Child oblation is no longer permitted, thank God, but we can exert influence on other people; so perhaps a little conscience-searching about how we limit the choices of others may be in order. We can bully others both actively and passively, and we use comforting little phrases like "it's for your own good" to hide from ourselves the enormity of what we are doing. That is worth thinking about, especially if we have a pet project or an idea we are keen to implement, whether at home or at work.

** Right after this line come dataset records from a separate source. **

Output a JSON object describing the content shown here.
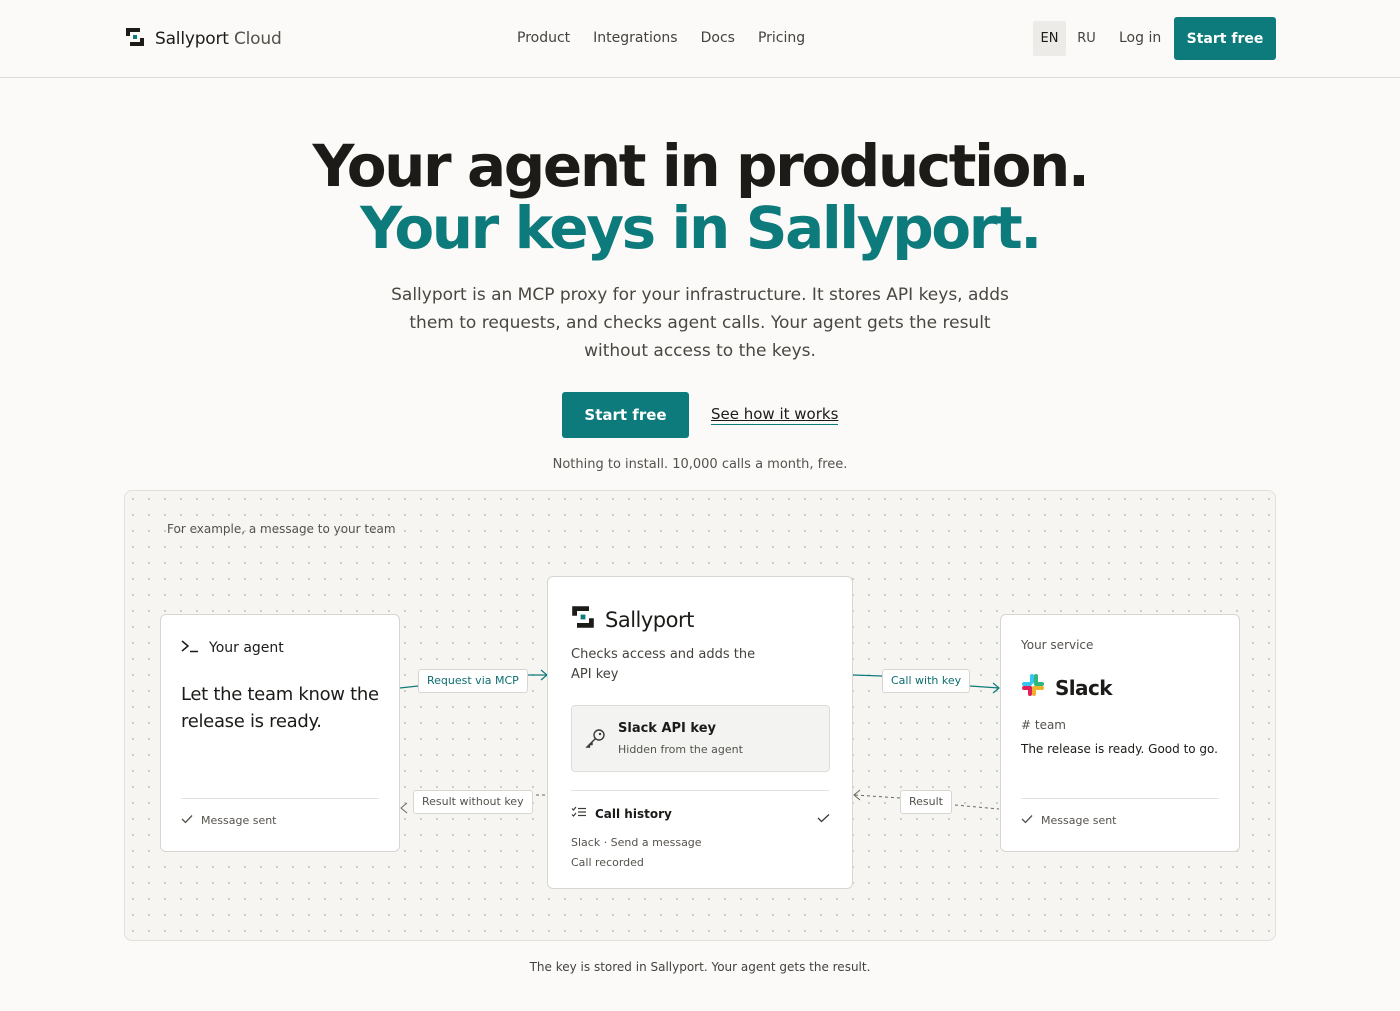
{
  "header": {
    "brand_main": "Sallyport",
    "brand_suffix": " Cloud",
    "nav": [
      "Product",
      "Integrations",
      "Docs",
      "Pricing"
    ],
    "lang_en": "EN",
    "lang_ru": "RU",
    "login": "Log in",
    "cta": "Start free"
  },
  "hero": {
    "title_line1": "Your agent in production.",
    "title_line2": "Your keys in Sallyport.",
    "lead": "Sallyport is an MCP proxy for your infrastructure. It stores API keys, adds them to requests, and checks agent calls. Your agent gets the result without access to the keys.",
    "cta_primary": "Start free",
    "cta_secondary": "See how it works",
    "note": "Nothing to install. 10,000 calls a month, free."
  },
  "diagram": {
    "label": "For example, a message to your team",
    "agent": {
      "title": "Your agent",
      "message": "Let the team know the release is ready.",
      "status": "Message sent"
    },
    "sallyport": {
      "title": "Sallyport",
      "description": "Checks access and adds the API key",
      "key_title": "Slack API key",
      "key_subtitle": "Hidden from the agent",
      "history_title": "Call history",
      "history_line1": "Slack · Send a message",
      "history_line2": "Call recorded"
    },
    "service": {
      "label": "Your service",
      "name": "Slack",
      "channel": "# team",
      "message": "The release is ready. Good to go.",
      "status": "Message sent"
    },
    "connectors": {
      "request": "Request via MCP",
      "call": "Call with key",
      "result_no_key": "Result without key",
      "result": "Result"
    },
    "footnote": "The key is stored in Sallyport. Your agent gets the result."
  },
  "colors": {
    "accent": "#0d7a7c",
    "background": "#fbfaf8",
    "text": "#1c1b18"
  },
  "icons": {
    "logo": "sallyport-logo-icon",
    "terminal": "terminal-icon",
    "key": "key-icon",
    "history": "checklist-icon",
    "check": "check-icon",
    "slack": "slack-logo-icon"
  }
}
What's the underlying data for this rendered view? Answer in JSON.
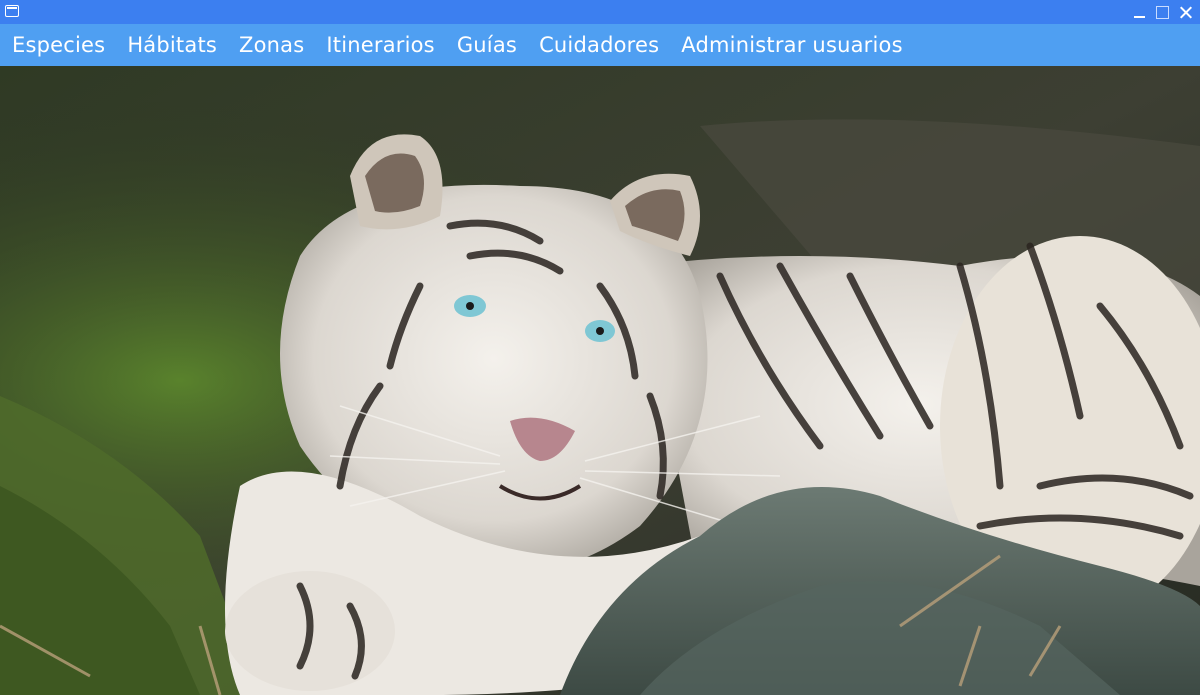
{
  "window": {
    "icon": "app-window-icon",
    "controls": [
      "minimize-icon",
      "maximize-icon",
      "close-icon"
    ]
  },
  "menu": {
    "items": [
      {
        "label": "Especies"
      },
      {
        "label": "Hábitats"
      },
      {
        "label": "Zonas"
      },
      {
        "label": "Itinerarios"
      },
      {
        "label": "Guías"
      },
      {
        "label": "Cuidadores"
      },
      {
        "label": "Administrar usuarios"
      }
    ]
  },
  "colors": {
    "titlebar": "#3c7ff0",
    "menubar": "#4f9ff2",
    "menu_text": "#ffffff"
  },
  "background_image": {
    "subject": "white tiger resting on a rock"
  }
}
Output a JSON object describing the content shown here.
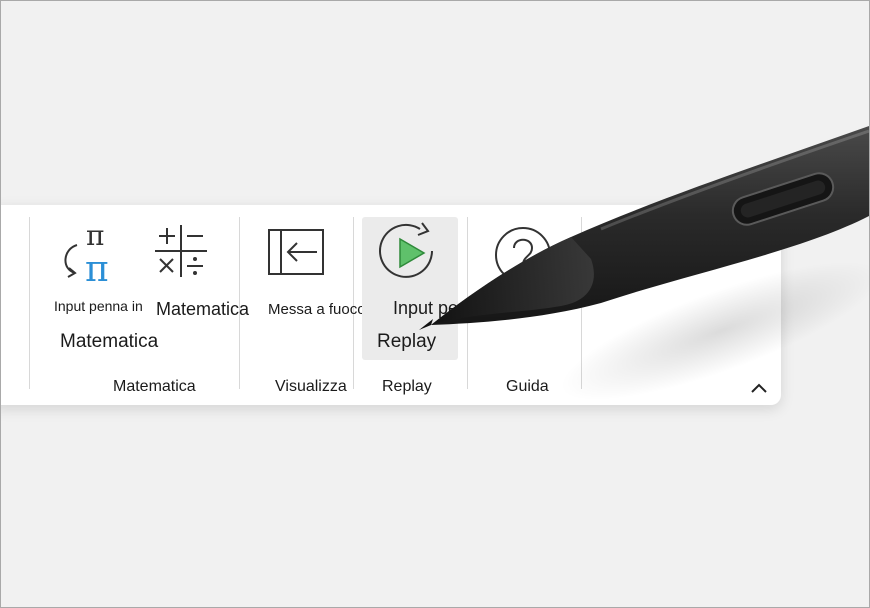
{
  "ribbon": {
    "buttons": {
      "ink_to_math_line1": "Input penna in",
      "ink_to_math_line2": "Matematica",
      "math": "Matematica",
      "focus": "Messa a fuoco",
      "ink_replay_line1": "Input penna",
      "ink_replay_line2": "Replay"
    },
    "groups": {
      "math": "Matematica",
      "view": "Visualizza",
      "replay": "Replay",
      "help": "Guida"
    }
  },
  "icons": {
    "ink_to_math": "pi-conversion-icon",
    "math": "math-operators-icon",
    "focus": "focus-mode-icon",
    "ink_replay": "replay-play-icon",
    "help": "help-question-icon",
    "collapse": "chevron-up-icon"
  },
  "colors": {
    "accent_blue": "#2b8fd6",
    "replay_green": "#4db35a",
    "highlight": "#ebebeb"
  }
}
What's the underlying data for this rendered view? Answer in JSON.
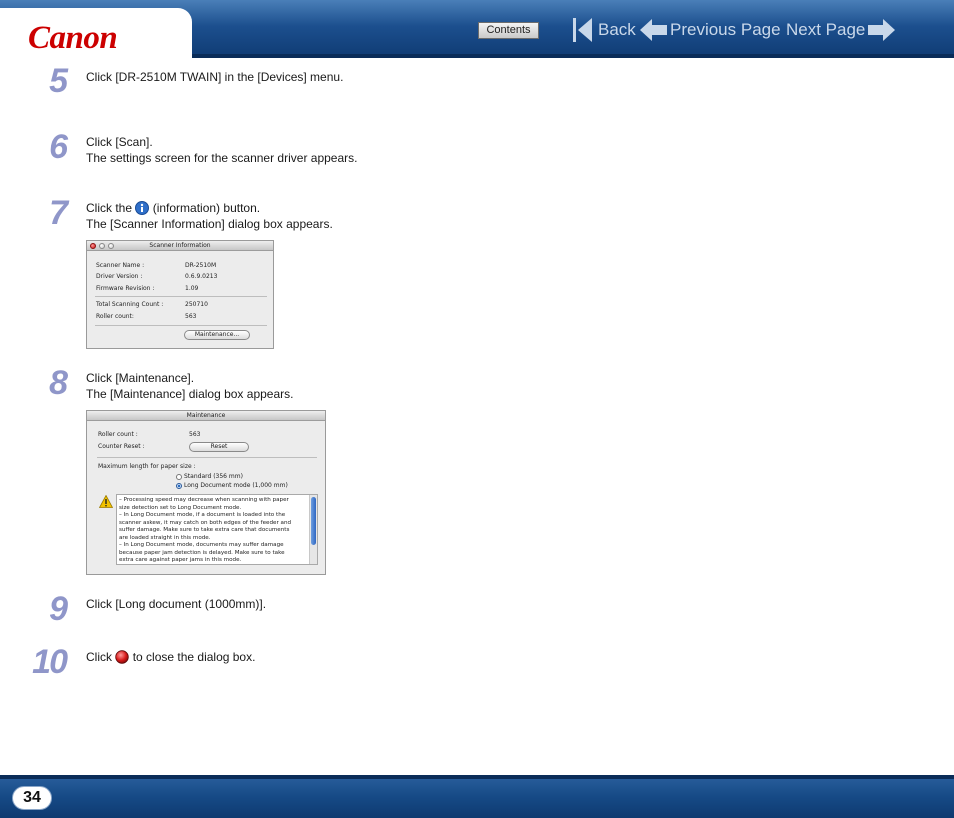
{
  "header": {
    "logo_text": "Canon",
    "contents_label": "Contents",
    "back_label": "Back",
    "prev_label": "Previous Page",
    "next_label": "Next Page"
  },
  "steps": [
    {
      "num": "5",
      "lines": [
        "Click [DR-2510M TWAIN] in the [Devices] menu."
      ]
    },
    {
      "num": "6",
      "lines": [
        "Click [Scan].",
        "The settings screen for the scanner driver appears."
      ]
    },
    {
      "num": "7",
      "line1_before": "Click the",
      "line1_after": "(information) button.",
      "line2": "The [Scanner Information] dialog box appears."
    },
    {
      "num": "8",
      "lines": [
        "Click [Maintenance].",
        "The [Maintenance] dialog box appears."
      ]
    },
    {
      "num": "9",
      "lines": [
        "Click [Long document (1000mm)]."
      ]
    },
    {
      "num": "10",
      "line_before": "Click",
      "line_after": "to close the dialog box."
    }
  ],
  "scanner_info_dialog": {
    "title": "Scanner Information",
    "rows": [
      {
        "label": "Scanner Name :",
        "value": "DR-2510M"
      },
      {
        "label": "Driver Version :",
        "value": "0.6.9.0213"
      },
      {
        "label": "Firmware Revision :",
        "value": "1.09"
      },
      {
        "label": "Total Scanning Count :",
        "value": "250710"
      },
      {
        "label": "Roller count:",
        "value": "563"
      }
    ],
    "maintenance_button": "Maintenance..."
  },
  "maintenance_dialog": {
    "title": "Maintenance",
    "roller_label": "Roller count :",
    "roller_value": "563",
    "counter_reset_label": "Counter Reset :",
    "reset_button": "Reset",
    "max_length_label": "Maximum length for paper size :",
    "options": [
      {
        "label": "Standard (356 mm)",
        "selected": false
      },
      {
        "label": "Long Document mode (1,000 mm)",
        "selected": true
      }
    ],
    "warning_lines": [
      "– Processing speed may decrease when scanning with paper",
      "size detection set to Long Document mode.",
      "– In Long Document mode, if a document is loaded into the",
      "scanner askew, it may catch on both edges of the feeder and",
      "suffer damage. Make sure to take extra care that documents",
      "are loaded straight in this mode.",
      "– In Long Document mode, documents may suffer damage",
      "because paper jam detection is delayed. Make sure to take",
      "extra care against paper jams in this mode."
    ]
  },
  "footer": {
    "page_number": "34"
  },
  "colors": {
    "header_blue": "#1c4f8e",
    "step_number": "#8f96c9",
    "logo_red": "#cc0000"
  },
  "icons": [
    "info-icon",
    "close-button-icon",
    "warning-icon",
    "back-arrow-icon",
    "previous-arrow-icon",
    "next-arrow-icon"
  ]
}
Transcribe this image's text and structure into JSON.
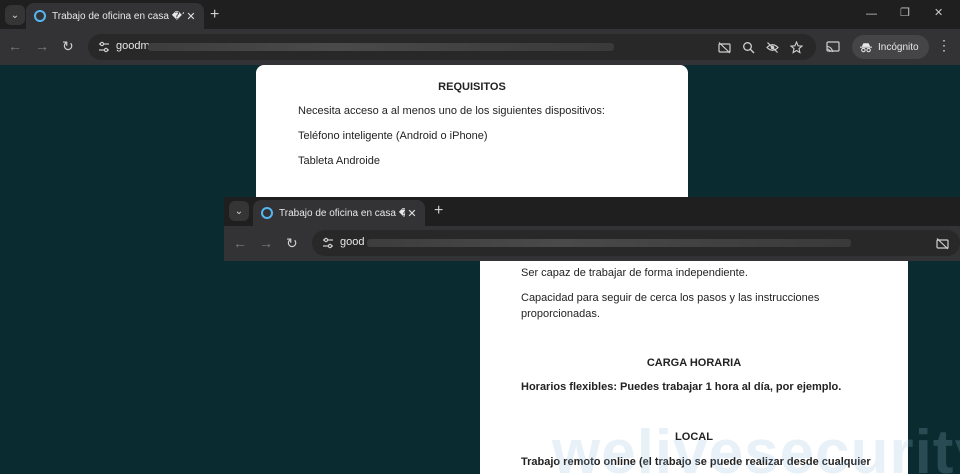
{
  "back_window": {
    "tab": {
      "title": "Trabajo de oficina en casa �?Vá"
    },
    "toolbar": {
      "url_visible": "goodm",
      "incognito_label": "Incógnito"
    },
    "page": {
      "heading": "REQUISITOS",
      "items": [
        "Necesita acceso a al menos uno de los siguientes dispositivos:",
        "Teléfono inteligente (Android o iPhone)",
        "Tableta Androide"
      ]
    }
  },
  "front_window": {
    "tab": {
      "title": "Trabajo de oficina en casa �?Vá"
    },
    "toolbar": {
      "url_visible": "good"
    },
    "page": {
      "para1": "Ser capaz de trabajar de forma independiente.",
      "para2_line1": "Capacidad para seguir de cerca los pasos y las instrucciones",
      "para2_line2": "proporcionadas.",
      "heading_hours": "CARGA HORARIA",
      "hours_text": "Horarios flexibles: Puedes trabajar 1 hora al día, por ejemplo.",
      "heading_local": "LOCAL",
      "local_text": "Trabajo remoto online (el trabajo se puede realizar desde cualquier"
    }
  },
  "watermark": "welivesecurity"
}
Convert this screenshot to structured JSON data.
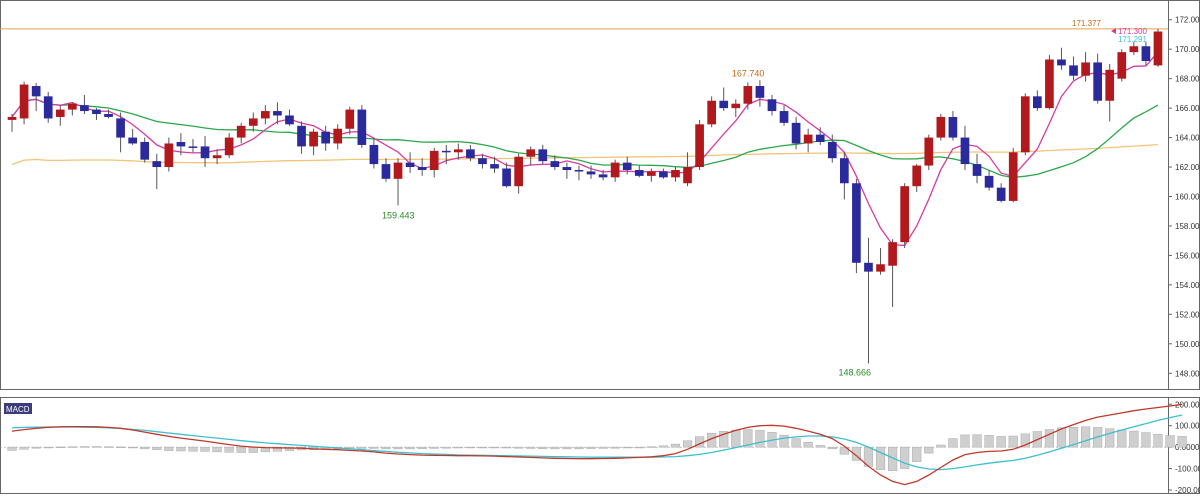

Secondly, but importantly, there is some severe teaching about private ownership and the potential for discord that "having expectations" can create. Benedict touches on this theme at several points in the Rule, and experience confirms his wisdom. To look outside the community for the supply of this or that creates inequalities. Those who do not have rich relations or friends are put at a disadvantage, and that is not what Benedict wants. "We are all one in Christ and serve alike under the standard of the same Lord." It is dangerously easy to try to compensate for a "deprived" childhood or a temporary unhappiness by amassing material things. What Benedict is asking of us is to look beyond the material. In the monastery that means to accept the demands of a common life which may entail going without what we think we need as well as what we would like. How hard that can be at times!

Finally, I would like to draw attention to one small point I think deeply significant. Benedict mentions only the children of the nobility and of the poor. That covers everyone in the sixth century, does it not? No, not quite. Slaves could not become monks; they had to be set free first. The same is true of us. Only a truly free person can become a Benedictine. Freedom is more than just the absence of constraint. The roots of the English word go back to an Indo-European term connected with love and friendship, so that St Paul's statement that "for freedom Christ has set us free" has many levels of meaning. Accordingly, a question for today might be, how free am I? How Benedictine am I?